As a senior pastor, my career lends itself to perception challenges. When you are the primary communicator of the church’s vision and when you challenge its members to engage in ministry and spiritual transformation, many expect us to be near perfect if not completely perfect. If we cannot be judged by our personal perfection, we may be judged by how many attend our churches and what kind of people attend. We don’t want to fail because it will affect the numbers and sometimes we fall into the trap of feeling that if we can be perfect and attract a large crowd then we make church and God more impressive. We try to impress because if the senior pastor falters the entire organization could seemingly crumble to the ground.
Recently a bold leader, author, and Pastor, Perry Noble, resigned his position as senior minister of NewSpring Church in South Carolina. Although, Noble, addressed the idea of not presenting himself as perfect, “If you've attended NewSpring for any length of time, you know that I've never claimed to be the perfect pastor or even more, the perfect Christian…”, he goes on to say that he was trying to be too much for his church and their mission. (read the full article here) Impressing others can sometimes mask itself in ambition. Perry Noble and NewSpring Church were on an ambitious quest for 100,000 people to be reached for Jesus. “However in my obsession to do everything possible to reach 100,000 and beyond…” (same article as linked above.) This ambition could lead to a larger burden of being impressive. We want to impress the world so that they will come to know Christ. Bringing others to Jesus is a great pursuit, but sometimes the method becomes the madness.
What is so striking to me is that when you read scripture, especially the stories of Jesus you realize that following God is rather simple. Some of the complexity that we’ve created for following Jesus has been this idea that we must be people who are perfect or near perfect. We try to impress God with our perfection and impress others too. And what we tend to forget is that the moment we become impressive, we have diminished others’ view of God. When we try to cast a large shadow, we forget that God is the object of our worship and is the One we are to point others to, not ourselves.
Simple Followship
The apostle John has a propensity to use rhetorical devices in his gospel that actually fall in line with Jesus, His teaching, and actions. In others words, John turns things on their head in the way that he reports the life of Christ. One of those stories comes in chapter 6 of John’s gospel. Jesus had just finished feeding five thousand with little food, walked on water, and then taught this massive crowd that was following out of intrigue and entertainment. Jesus gave a difficult teaching about his body and blood and how his life is the key to them having life. The crowd was in awe of the teacher who was able to put food in their bellies and could overcome laws of physics to walk on the waves, but when he messed with their religion that was it. Many of those disciples left Him. They turned away and never followed Him again. As the crowd was walking away from Jesus’ presence the 12 stand firm. Jesus knows what is about to happen and yet asks anyway, “You do not want to leave too, do you?” (John 6:66) The tension and awkwardness thick in the air, Peter chooses to respond, “Lord, to whom shall we go? You have the words of eternal life. We have come to believe and to know that you are the Holy One of God.” (John 6:68-69)

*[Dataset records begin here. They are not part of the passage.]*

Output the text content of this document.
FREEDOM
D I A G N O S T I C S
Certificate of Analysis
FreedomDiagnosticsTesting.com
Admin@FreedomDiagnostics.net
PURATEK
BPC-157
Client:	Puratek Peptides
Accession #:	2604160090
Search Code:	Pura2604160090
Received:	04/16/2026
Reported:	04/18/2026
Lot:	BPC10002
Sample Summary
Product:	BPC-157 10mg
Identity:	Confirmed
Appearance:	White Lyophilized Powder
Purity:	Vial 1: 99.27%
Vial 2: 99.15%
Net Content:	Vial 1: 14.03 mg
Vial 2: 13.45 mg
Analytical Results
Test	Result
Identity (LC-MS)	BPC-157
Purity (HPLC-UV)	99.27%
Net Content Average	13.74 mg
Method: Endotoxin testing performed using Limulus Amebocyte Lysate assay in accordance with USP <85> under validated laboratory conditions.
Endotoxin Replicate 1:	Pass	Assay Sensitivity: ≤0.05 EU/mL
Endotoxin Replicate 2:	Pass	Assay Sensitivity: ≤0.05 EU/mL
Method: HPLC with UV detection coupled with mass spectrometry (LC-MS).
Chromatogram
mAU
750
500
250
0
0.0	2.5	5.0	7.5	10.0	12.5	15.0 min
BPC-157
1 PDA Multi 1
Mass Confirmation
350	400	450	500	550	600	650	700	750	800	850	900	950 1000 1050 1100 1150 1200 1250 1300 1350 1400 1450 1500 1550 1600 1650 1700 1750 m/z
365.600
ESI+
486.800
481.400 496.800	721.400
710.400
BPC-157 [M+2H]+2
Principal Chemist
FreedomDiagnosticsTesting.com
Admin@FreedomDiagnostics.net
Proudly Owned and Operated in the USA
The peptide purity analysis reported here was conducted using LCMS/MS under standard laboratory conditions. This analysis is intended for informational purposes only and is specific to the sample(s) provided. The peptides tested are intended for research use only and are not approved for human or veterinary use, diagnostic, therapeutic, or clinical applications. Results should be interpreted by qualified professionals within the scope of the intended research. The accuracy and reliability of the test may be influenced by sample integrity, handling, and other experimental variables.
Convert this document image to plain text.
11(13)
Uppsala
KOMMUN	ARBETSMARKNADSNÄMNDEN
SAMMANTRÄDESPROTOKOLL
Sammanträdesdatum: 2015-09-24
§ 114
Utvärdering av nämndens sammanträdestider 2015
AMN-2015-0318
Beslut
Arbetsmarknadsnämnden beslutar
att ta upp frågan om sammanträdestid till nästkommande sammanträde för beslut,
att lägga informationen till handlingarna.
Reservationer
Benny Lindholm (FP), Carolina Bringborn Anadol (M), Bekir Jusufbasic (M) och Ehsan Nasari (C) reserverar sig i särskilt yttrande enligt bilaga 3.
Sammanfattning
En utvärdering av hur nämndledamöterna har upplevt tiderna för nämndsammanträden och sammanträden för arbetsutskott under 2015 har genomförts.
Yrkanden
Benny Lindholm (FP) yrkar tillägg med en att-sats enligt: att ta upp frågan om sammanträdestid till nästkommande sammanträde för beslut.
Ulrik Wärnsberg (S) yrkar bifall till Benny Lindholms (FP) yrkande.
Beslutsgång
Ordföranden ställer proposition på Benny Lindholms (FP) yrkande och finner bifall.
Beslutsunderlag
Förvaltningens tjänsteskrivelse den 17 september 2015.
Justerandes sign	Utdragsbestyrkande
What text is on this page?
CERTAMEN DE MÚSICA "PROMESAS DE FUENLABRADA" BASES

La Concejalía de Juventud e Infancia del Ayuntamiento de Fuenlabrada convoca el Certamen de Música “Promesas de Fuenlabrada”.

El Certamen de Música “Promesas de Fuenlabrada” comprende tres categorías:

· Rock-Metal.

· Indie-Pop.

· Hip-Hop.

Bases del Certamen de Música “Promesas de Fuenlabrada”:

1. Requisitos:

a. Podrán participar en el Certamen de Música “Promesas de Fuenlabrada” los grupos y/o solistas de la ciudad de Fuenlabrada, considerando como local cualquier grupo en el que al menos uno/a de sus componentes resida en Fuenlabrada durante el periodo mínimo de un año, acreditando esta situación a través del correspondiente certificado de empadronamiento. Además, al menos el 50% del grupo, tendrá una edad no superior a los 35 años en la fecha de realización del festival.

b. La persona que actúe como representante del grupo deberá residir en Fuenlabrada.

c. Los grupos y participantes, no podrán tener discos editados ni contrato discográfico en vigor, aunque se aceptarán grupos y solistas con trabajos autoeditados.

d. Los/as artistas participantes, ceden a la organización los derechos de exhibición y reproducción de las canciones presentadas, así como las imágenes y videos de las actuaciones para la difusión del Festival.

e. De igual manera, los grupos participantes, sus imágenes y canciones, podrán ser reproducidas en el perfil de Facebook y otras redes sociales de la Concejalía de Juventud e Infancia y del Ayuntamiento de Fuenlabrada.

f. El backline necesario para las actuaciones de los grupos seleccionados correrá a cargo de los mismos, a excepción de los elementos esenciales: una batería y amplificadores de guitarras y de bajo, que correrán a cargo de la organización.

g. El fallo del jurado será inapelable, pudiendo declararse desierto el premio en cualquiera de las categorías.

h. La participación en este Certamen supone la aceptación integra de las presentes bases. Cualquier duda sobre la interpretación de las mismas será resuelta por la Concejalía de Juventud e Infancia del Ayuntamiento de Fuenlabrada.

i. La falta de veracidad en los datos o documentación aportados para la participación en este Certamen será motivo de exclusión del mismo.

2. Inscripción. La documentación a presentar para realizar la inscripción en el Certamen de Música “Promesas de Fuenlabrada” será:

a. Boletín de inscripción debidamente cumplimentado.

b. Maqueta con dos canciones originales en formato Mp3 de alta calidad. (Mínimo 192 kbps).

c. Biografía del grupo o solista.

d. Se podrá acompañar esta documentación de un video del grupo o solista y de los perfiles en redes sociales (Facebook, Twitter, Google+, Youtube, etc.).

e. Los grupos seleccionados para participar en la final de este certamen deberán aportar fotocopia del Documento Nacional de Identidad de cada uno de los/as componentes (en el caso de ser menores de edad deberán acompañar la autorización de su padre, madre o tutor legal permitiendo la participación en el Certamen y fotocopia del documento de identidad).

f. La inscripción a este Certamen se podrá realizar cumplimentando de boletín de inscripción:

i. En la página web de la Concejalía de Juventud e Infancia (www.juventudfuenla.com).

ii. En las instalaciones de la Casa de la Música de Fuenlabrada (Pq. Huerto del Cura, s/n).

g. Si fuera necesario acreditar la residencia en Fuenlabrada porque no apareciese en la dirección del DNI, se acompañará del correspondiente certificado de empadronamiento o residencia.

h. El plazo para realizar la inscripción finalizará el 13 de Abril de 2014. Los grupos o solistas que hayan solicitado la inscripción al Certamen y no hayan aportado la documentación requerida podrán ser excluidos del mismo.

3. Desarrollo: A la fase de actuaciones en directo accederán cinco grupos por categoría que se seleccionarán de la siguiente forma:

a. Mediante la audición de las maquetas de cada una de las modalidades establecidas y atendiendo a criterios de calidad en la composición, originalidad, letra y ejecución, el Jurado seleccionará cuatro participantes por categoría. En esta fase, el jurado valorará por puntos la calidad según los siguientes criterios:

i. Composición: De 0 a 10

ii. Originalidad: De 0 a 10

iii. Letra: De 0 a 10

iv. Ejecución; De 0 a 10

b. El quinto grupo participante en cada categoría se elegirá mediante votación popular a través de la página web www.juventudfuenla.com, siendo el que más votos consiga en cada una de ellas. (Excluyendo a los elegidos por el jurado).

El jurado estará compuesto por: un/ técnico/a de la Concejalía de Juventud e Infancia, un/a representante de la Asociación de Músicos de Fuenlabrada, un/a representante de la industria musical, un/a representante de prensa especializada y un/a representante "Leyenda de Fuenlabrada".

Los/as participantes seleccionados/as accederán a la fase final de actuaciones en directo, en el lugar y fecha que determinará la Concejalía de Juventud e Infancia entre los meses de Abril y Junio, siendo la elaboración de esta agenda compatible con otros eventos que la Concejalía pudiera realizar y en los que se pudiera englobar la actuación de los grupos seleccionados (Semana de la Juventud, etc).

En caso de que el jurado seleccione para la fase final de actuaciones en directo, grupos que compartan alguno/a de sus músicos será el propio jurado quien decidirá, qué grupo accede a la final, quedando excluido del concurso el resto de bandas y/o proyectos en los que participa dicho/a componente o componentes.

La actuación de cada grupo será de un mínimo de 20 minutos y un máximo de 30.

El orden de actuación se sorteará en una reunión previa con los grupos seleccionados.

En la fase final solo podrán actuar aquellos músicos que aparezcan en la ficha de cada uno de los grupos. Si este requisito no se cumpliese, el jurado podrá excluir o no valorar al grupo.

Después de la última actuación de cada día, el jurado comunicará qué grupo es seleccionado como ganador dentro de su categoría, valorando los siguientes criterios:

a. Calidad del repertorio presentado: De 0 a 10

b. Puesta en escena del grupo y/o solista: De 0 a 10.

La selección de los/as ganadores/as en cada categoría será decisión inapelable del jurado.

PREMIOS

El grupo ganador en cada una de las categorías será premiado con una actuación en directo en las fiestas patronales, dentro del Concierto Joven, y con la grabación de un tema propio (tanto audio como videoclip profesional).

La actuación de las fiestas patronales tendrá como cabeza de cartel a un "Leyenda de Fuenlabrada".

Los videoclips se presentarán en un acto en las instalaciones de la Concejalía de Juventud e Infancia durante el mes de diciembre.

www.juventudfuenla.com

Too many times we measure success through numbers or even growth. There is something impressive about pruning. I have no doubt that Jesus wanted all of those disciples who left His company to believe deeply in Him and be a force for God’s kingdom. Jesus delivers the truth to all who will listen and what becomes impressive to God is when the twelve decide not to go with the crowd and decide to keep looking to Jesus for God and His holiness.
Call to Follow Jesus, not the Crowd
Disclaimer: I have nothing against church or following Jesus being entertaining and enjoyable.
The call for us as people who choose to be disciples of Jesus is for simple followship. We don’t follow Jesus because it is trendy, obligatory, or it meets our needs. We follow Jesus because we are called to respond to our Creator and Holy Father with our total life. We follow Jesus because he has the bread of life. We follow Jesus because he can walk on water. We follow Jesus because he can feed us all. We follow Jesus because we want to serve the kingdom. We follow Jesus because through Him God has and will set everything right.
My challenge this week is to take a spiritual inventory. Are you following Jesus because the worship is exciting? Are you following only because it speaks to your desire to serve? Are you following because it is what your family did and expects? Are you following because you’re trying to impress God enough to reach heaven? Spend some solitude time or even conversation with a trusted friend and search for why you want to follow Jesus and give your life to Him.
I would say that any and all of us lean to one of these above (or another reason I didn’t mention) more than other reasons. The challenge is to take inventory that will guide us in our mission and vision for our churches, personal discipleship, and/or calling. We are not called to be impressive to or with a crowd. We are called to follow when it feels good and when it doesn’t. We are impressive to God when we will simply follow and stay with Jesus…even when all else might leave.